Jan 12 4:00 AM

In wake of Paris attacks, French surveillance gets a closer look

French secret services director Bernard Bajolet leaves an interministerial meeting following the attack on Charlie Hebdo in Paris.
Patrick Kovarik / AFP / Getty Images

French President Francois Hollande chaired an emergency meeting Monday morning with key cabinet ministers and heads of police and security services to discuss how persons known to the country’s intelligence community were still able to coordinate violent raids in Paris. But just days before the attacks on the offices of satirical magazine Charlie Hebdo left 12 dead and wounded another 11, a controversial new law, broadly expanding the French government’s surveillance powers, went into effect.

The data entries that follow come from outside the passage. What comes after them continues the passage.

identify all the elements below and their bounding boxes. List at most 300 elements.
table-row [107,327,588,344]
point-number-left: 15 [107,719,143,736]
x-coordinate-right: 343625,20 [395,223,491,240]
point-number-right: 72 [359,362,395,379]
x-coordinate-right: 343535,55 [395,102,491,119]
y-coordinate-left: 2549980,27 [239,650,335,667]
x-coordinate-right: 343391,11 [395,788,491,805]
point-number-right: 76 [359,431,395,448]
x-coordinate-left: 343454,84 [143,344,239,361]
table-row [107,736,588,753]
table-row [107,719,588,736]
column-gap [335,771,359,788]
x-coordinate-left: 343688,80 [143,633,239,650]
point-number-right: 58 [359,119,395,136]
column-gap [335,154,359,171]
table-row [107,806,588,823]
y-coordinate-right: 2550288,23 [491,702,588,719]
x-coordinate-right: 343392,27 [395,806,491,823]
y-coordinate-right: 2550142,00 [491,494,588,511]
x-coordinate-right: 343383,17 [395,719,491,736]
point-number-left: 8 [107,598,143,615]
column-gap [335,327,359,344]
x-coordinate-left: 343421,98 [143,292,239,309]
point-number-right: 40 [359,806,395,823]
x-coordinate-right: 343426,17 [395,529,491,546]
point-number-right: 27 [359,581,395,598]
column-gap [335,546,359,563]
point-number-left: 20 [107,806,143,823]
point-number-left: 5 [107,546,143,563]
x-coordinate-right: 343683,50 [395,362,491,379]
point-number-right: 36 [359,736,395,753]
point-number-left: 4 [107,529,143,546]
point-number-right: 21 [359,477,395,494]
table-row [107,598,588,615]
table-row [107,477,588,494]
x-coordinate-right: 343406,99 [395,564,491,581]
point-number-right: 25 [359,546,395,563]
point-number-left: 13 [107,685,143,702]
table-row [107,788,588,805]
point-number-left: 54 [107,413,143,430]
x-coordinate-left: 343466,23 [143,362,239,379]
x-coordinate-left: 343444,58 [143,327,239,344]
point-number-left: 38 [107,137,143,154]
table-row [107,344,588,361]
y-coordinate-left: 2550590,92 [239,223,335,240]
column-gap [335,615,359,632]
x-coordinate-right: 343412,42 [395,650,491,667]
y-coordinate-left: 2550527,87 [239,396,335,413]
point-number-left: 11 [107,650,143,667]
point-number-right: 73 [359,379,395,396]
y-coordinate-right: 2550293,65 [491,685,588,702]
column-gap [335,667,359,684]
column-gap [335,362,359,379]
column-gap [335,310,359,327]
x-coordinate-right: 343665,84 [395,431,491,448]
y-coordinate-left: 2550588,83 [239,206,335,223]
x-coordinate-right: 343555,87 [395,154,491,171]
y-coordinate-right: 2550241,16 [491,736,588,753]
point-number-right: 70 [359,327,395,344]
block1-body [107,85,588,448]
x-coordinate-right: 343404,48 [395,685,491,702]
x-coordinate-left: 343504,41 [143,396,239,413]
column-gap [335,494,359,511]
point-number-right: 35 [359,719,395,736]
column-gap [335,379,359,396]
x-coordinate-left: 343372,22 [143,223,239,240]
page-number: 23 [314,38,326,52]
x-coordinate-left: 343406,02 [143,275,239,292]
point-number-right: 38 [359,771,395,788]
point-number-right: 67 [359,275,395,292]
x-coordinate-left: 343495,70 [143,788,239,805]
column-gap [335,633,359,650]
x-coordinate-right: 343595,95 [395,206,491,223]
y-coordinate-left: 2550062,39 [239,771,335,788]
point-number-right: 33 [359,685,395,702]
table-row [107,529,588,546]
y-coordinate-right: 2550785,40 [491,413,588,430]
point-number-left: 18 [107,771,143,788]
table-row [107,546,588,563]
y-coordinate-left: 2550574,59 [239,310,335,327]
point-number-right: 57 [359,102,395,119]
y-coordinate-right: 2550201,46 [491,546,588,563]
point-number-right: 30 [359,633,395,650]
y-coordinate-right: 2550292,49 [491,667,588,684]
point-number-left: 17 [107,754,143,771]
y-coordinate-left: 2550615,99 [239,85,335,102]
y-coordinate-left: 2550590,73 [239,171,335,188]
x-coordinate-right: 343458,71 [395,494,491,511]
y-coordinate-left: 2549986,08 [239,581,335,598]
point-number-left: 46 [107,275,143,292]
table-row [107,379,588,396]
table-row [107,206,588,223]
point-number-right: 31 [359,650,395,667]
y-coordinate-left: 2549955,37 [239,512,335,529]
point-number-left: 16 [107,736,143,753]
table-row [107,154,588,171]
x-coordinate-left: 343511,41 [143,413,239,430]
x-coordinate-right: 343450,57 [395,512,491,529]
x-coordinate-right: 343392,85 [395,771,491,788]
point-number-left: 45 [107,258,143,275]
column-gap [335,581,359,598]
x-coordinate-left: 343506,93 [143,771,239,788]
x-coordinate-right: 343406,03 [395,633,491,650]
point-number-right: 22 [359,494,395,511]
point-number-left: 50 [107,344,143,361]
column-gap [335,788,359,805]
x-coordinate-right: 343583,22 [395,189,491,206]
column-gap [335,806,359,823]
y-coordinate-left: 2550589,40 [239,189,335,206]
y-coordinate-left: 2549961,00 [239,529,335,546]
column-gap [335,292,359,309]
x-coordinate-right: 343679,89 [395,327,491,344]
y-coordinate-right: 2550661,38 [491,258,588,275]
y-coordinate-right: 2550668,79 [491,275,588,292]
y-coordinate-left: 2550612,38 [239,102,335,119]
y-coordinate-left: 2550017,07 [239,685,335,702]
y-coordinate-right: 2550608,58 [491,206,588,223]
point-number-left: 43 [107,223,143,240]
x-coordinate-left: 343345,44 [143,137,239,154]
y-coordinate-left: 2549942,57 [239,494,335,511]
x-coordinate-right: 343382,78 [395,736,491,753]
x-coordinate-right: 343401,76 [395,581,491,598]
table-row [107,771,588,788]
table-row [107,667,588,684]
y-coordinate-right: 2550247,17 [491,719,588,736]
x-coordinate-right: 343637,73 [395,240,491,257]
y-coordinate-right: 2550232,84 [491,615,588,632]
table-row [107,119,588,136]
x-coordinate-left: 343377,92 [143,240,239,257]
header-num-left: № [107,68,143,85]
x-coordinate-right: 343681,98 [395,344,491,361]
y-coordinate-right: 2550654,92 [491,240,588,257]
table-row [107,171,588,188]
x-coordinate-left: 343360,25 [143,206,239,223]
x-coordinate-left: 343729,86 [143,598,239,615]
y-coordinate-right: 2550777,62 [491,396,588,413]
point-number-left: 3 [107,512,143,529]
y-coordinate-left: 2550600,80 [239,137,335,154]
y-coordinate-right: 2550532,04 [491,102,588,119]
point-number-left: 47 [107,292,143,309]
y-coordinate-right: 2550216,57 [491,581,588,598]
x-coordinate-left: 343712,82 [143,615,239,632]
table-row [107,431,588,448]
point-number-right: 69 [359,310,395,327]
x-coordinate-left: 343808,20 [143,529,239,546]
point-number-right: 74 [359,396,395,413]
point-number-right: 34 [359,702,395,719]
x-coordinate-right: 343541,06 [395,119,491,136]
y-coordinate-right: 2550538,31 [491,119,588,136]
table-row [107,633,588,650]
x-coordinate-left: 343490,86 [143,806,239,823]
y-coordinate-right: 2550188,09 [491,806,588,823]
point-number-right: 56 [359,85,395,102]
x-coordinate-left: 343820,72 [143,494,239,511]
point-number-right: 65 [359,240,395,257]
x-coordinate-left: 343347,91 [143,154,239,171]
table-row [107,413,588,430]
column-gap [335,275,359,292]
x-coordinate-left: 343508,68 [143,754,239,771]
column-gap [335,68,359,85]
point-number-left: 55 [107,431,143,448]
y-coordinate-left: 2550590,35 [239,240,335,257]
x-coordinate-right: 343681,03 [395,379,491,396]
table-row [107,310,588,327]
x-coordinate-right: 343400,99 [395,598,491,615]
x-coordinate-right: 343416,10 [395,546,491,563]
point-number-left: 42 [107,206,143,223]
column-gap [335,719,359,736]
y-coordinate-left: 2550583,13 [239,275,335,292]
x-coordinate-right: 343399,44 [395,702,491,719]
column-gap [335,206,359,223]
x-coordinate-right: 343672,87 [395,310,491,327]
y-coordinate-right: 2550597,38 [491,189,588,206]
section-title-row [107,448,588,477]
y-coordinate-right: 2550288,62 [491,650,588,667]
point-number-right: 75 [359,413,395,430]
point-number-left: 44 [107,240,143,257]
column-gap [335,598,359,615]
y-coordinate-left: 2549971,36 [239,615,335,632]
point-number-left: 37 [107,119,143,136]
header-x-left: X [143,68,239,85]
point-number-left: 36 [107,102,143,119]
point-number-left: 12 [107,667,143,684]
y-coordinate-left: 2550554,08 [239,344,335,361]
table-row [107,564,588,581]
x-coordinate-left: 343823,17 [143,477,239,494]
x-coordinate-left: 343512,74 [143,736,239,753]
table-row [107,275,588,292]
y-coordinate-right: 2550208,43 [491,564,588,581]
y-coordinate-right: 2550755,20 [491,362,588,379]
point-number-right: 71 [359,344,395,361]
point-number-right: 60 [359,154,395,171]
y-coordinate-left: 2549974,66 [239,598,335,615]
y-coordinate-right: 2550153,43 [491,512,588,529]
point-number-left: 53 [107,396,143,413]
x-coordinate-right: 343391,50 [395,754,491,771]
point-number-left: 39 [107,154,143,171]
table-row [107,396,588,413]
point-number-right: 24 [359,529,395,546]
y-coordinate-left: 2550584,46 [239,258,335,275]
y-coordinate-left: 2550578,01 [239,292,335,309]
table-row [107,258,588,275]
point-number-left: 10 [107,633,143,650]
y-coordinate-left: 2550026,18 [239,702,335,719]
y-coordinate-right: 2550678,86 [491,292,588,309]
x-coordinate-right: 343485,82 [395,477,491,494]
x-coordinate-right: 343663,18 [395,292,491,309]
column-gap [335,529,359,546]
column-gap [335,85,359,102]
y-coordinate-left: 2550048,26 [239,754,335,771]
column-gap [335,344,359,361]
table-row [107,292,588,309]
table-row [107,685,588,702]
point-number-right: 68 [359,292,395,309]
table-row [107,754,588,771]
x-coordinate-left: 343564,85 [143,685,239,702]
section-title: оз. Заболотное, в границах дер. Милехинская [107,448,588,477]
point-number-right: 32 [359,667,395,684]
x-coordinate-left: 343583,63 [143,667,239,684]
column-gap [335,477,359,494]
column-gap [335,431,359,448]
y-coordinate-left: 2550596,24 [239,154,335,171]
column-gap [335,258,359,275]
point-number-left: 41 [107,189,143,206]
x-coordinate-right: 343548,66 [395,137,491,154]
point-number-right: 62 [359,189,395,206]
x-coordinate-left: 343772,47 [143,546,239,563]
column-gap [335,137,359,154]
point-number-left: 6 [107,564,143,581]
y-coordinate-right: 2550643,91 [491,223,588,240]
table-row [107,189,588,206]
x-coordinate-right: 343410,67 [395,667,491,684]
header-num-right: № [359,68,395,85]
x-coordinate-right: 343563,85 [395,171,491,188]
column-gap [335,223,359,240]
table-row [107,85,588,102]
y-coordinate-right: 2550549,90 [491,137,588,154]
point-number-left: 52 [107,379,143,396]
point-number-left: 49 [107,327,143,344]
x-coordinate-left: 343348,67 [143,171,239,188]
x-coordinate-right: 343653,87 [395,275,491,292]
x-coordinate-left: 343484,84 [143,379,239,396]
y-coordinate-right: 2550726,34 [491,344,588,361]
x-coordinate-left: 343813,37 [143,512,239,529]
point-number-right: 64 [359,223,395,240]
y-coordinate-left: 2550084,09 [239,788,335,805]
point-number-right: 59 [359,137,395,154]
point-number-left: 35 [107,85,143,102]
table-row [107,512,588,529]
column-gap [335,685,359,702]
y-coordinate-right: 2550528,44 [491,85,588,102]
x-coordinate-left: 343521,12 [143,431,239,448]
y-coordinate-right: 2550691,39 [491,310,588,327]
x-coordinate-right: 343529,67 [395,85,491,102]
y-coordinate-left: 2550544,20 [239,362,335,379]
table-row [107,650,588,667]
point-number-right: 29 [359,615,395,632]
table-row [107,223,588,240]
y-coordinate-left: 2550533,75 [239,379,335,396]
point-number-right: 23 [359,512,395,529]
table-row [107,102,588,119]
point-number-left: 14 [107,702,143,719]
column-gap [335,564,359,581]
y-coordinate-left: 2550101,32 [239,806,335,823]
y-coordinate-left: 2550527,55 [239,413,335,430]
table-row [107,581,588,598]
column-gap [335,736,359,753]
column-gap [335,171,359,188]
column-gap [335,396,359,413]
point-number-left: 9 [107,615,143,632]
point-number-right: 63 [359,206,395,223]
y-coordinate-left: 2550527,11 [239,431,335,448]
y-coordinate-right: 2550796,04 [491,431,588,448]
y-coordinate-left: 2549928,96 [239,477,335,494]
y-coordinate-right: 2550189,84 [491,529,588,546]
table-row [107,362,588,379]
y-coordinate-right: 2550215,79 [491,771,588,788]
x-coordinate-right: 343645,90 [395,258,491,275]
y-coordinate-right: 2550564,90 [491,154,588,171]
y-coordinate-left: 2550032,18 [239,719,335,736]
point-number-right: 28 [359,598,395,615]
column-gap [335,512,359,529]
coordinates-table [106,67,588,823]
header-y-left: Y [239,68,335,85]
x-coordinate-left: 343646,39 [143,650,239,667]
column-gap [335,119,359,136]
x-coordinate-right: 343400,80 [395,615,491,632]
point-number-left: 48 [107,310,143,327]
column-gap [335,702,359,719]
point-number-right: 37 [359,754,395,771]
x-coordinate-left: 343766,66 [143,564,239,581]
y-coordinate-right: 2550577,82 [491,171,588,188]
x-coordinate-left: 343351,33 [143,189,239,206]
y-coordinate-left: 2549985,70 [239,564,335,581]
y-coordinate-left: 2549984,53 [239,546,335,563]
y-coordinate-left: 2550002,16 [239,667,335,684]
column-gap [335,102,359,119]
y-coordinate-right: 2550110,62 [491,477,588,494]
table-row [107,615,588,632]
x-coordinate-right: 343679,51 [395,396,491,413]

The law — passed in December 2013 over loud protests by the Green Party, leftists, privacy advocates and business interests — permits the French government to engage in real-time, bulk data collection without judicial oversight. This, coupled with a 2014 law criminalizing “individual terrorist enterprise,” has established the kind of wide-ranging authority that, when used by the U.S. National Security Agency, was once sharply condemned by Hollande. 

This week’s attacks have already sparked calls from France’s far-right National Front to further restrict immigration and limit the country’s involvement in the European Union. The center-right UMP, party of former President Nicolas Sarkozy, has called for border controls and a state of emergency. And on Saturday, even Prime Minister Manuel Valls, a Socialist Party member, endorsed new legislative responses in a “war against terrorism.”

A three-floor supercomputer stores the data collected by France's secretive spy agency, the DGSE, on Paris's Boulevard Mortier.
Thibault Camus / AP

Yet, long before the 2013 surveillance bill was introduced, Hollande’s socialist administration was profiling French Muslims, and, unbeknownst to the public, carrying out a massive program of domestic surveillance. 

Run out of the Directorate-General for External Security (DGSE) — the French CIA equivalent staffed by some 5,000 people, with an annual budget of 600 million Euros (more than $700 million) — the monitoring program has gathered troves of information through a network of satellites and 20 on-the-ground “listening stations” dispersed throughout France and its territories. Untold volumes have been swept in: data and metadata from phone calls, email and text messages, social media posts and faxes. (No matter that the country supported a 2013 U.N. resolution on the right to privacy in the digital age.)

Other post-9/11 laws and policies — not at all clandestine — have permitted incursions into French daily life, virtual and real. Statutes purporting to combat terrorism and illegal file-sharing have undermined privacy on the Web and, by extension, residents’ freedom of speech. 

Following Wednesday morning’s attack, it became clear that French intelligence and law enforcement had been monitoring the shooters, Cherif and Said Kouachi. And, during the Friday standoffs, much was divulged about Amedy Coulibaly, the man who held 16 hostages at a Paris kosher supermarket. But earlier surveillance failed to prevent these incidents.

Many will want to know why. As analogies to 9/11 and the Patriot Act proliferate in the international media, Hollande’s reformist administration may be forced to choose, at least rhetorically, between national security and the rights to privacy and freedom of speech. The coming months will challenge France to answer with intelligence of a different kind.